UK financial regulation overhauled
The UK's banking regulator, the Financial Services Authority (FSA), has been abolished and replaced with two successor organisations.
The changes mark the end of the system set up by the previous Labour government.
From 1 April, the Prudential Regulation Authority (PRA) will ensure the stability of financial services firms and be part of the Bank of England.
The Financial Conduct Authority (FCA) is now the City's behavioural watchdog.
The Bank of England has also gained direct supervision for the whole of the banking system through its powerful Financial Policy Committee (FPC), which can instruct the two new regulators.
Chancellor George Osborne announced the changes back in 2010, aiming to make it clear who is in charge over supervising the financial services sector and avoid a recurrence of failing banks and enormous state-backed bailouts.

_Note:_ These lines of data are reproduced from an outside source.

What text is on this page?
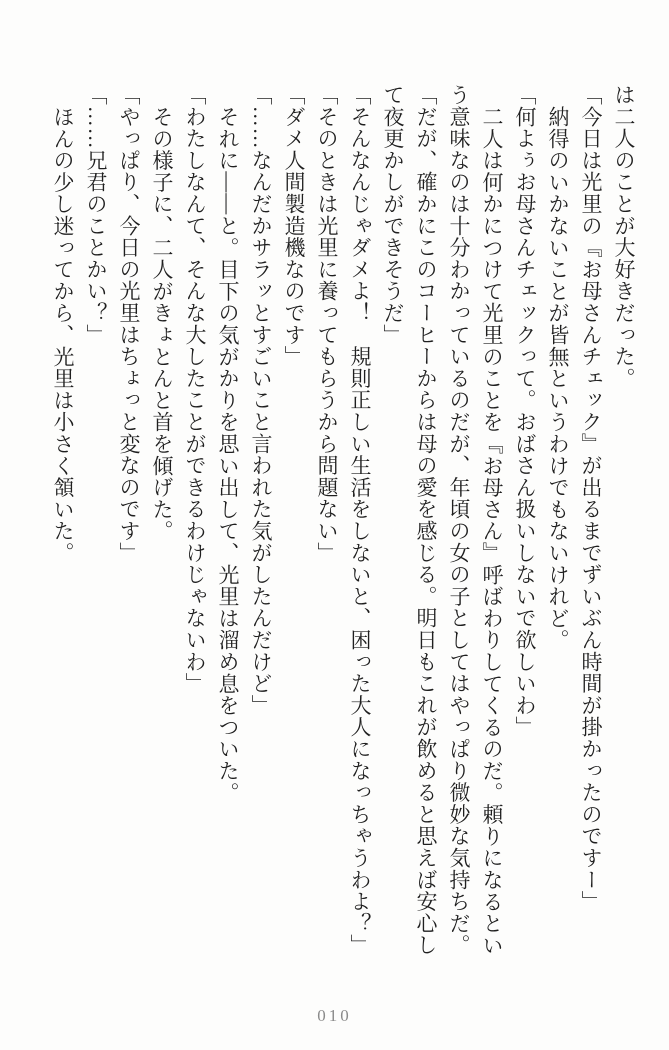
は二人のことが大好きだった。
「今日は光里の『お母さんチェック』が出るまでずいぶん時間が掛かったのですー」
納得のいかないことが皆無というわけでもないけれど。
「何よぅお母さんチェックって。おばさん扱いしないで欲しいわ」
二人は何かにつけて光里のことを『お母さん』呼ばわりしてくるのだ。頼りになるとい
う意味なのは十分わかっているのだが、年頃の女の子としてはやっぱり微妙な気持ちだ。
「だが、確かにこのコーヒーからは母の愛を感じる。明日もこれが飲めると思えば安心し
て夜更かしができそうだ」
「そんなんじゃダメよ！　規則正しい生活をしないと、困った大人になっちゃうわよ？」
「そのときは光里に養ってもらうから問題ない」
「ダメ人間製造機なのです」
「……なんだかサラッとすごいこと言われた気がしたんだけど」
それに――と。目下の気がかりを思い出して、光里は溜め息をついた。
「わたしなんて、そんな大したことができるわけじゃないわ」
その様子に、二人がきょとんと首を傾げた。
「やっぱり、今日の光里はちょっと変なのです」
「……兄君のことかい？」
ほんの少し迷ってから、光里は小さく頷いた。
010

The regulator changes see the Bank of England - which gains a new governor, Mark Carney, in July - gain much more control over the functioning of the financial system and are the biggest changes to the central bank since it was given its independence in 1997.
The PRA is headed by the central bank's deputy governor Andrew Bailey, and will regulate around 1,700 financial firms. The FCA is headed by Martin Wheatley, who worked at the FSA and was responsible for the review into the Libor rate-rigging scandal at banks.
The FSA was set up 1997 as part of the so-called tripartite structure whereby banks, insurers, building societies and other such firms were regulated by the FSA, the Treasury and the Bank of England.
Gordon Brown, the then-chancellor, created the FSA following criticism that the Bank of England had failed to sufficiently regulate the UK's financial system.
But the FSA was roundly criticised for failing to spot the lending boom and subsequent bust and for not curbing the risky trading of banks, which ended up seeing banks like Northern Rock, Royal Bank of Scotland and Lloyds all spectacularly collapse and be bailed out by the taxpayer following the global financial crisis in 2008.
As a result, the FPC of the UK central bank was created on an interim basis and has been active since 2011 to identify systemic issues that threaten the whole financial system.
Its existence was formalised in the Financial Services Bill, the parliamentary bill passed earlier this year which overhauled the financial regulatory framework.